I recently heard a sustainable/organic farmer say he thought plants beset by pests and illness were just reflecting a deficiency in the soil. My wife has been saying this for years. When a plant is attacked we pull it out and focus on nourishing the soil. We work to make sovereign soil.
The spirit of our land showed me debt as an emptiness that sits in the land and can become poisonous to living things. When the soil loses its life, the land cannot impart sovereignty, let alone life to us. Exploitation can have such a severe impact, the land requires a soul retrieval so that it might be able to renew itself.
Yesterday I was listening to an economist talk about the value of investing in US bonds, and why they would continue to be a good investment despite the recent downgrading in our reliability to pay off our sovereign debt.

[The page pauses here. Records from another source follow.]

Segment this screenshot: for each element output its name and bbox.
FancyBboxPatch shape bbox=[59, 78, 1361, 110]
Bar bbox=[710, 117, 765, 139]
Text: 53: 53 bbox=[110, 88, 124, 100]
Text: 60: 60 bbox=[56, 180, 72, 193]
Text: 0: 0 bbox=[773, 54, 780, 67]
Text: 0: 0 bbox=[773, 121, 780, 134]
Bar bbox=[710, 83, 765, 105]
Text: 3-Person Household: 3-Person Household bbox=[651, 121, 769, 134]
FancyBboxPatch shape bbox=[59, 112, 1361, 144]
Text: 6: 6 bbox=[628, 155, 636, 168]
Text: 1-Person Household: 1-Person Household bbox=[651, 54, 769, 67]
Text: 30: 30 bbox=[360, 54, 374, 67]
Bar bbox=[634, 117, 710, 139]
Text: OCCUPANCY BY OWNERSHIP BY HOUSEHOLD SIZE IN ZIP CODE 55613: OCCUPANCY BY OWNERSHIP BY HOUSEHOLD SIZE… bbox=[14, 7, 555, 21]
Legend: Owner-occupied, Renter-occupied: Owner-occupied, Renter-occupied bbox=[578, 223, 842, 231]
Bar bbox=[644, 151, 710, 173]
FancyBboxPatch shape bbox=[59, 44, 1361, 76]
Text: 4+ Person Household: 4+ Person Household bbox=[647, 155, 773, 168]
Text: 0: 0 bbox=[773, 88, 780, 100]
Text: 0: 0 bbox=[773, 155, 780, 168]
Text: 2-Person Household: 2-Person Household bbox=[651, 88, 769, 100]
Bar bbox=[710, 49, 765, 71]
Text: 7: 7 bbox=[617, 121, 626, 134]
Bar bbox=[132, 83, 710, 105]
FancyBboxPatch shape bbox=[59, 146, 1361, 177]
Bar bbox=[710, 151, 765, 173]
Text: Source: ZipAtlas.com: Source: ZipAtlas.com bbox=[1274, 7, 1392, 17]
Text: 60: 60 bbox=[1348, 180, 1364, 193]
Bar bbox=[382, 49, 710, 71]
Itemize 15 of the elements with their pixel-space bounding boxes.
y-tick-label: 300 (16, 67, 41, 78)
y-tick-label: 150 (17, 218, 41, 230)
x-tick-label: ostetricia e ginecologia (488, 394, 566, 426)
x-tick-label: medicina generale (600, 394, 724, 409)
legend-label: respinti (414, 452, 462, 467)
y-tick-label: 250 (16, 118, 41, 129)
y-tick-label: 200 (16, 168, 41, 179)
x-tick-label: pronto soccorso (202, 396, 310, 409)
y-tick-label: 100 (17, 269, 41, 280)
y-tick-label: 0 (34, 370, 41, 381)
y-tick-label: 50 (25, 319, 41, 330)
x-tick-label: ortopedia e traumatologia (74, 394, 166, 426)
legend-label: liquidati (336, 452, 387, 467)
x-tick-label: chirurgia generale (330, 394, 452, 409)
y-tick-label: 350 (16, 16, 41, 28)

“Lets say for example you decide you want to invest in something else besides bonds, lets say its…uh I don’t know… LAND, yeah lets say you decide to invest in LAND.”

He and the commentator both chuckled at the joke, who would be so stupid as to choose to invest in LAND rather than US bonds?
The more disconnected we see our governments sovereignty as being from the land, the weaker that sovereignty will become. That distance represents a growing sovereign debt invisible to most of our political leaders. Its the spiritual debt born of a people so cut off from the land they think of it as an investment to be exploited, rather than the source of all wealth and wellness.
The spirit of the land once told me in a journey that dirt was the knowledge of the earth. That knowledge brings forth our food, our health, and I think our sanity. It takes our sincere attention if it is going to bring forth the sovereignty of a wise people. Perhaps our future rests not in the hands of Wall Street or the government, but rather in the hands of those with their hands and hearts planted deeply in the soil.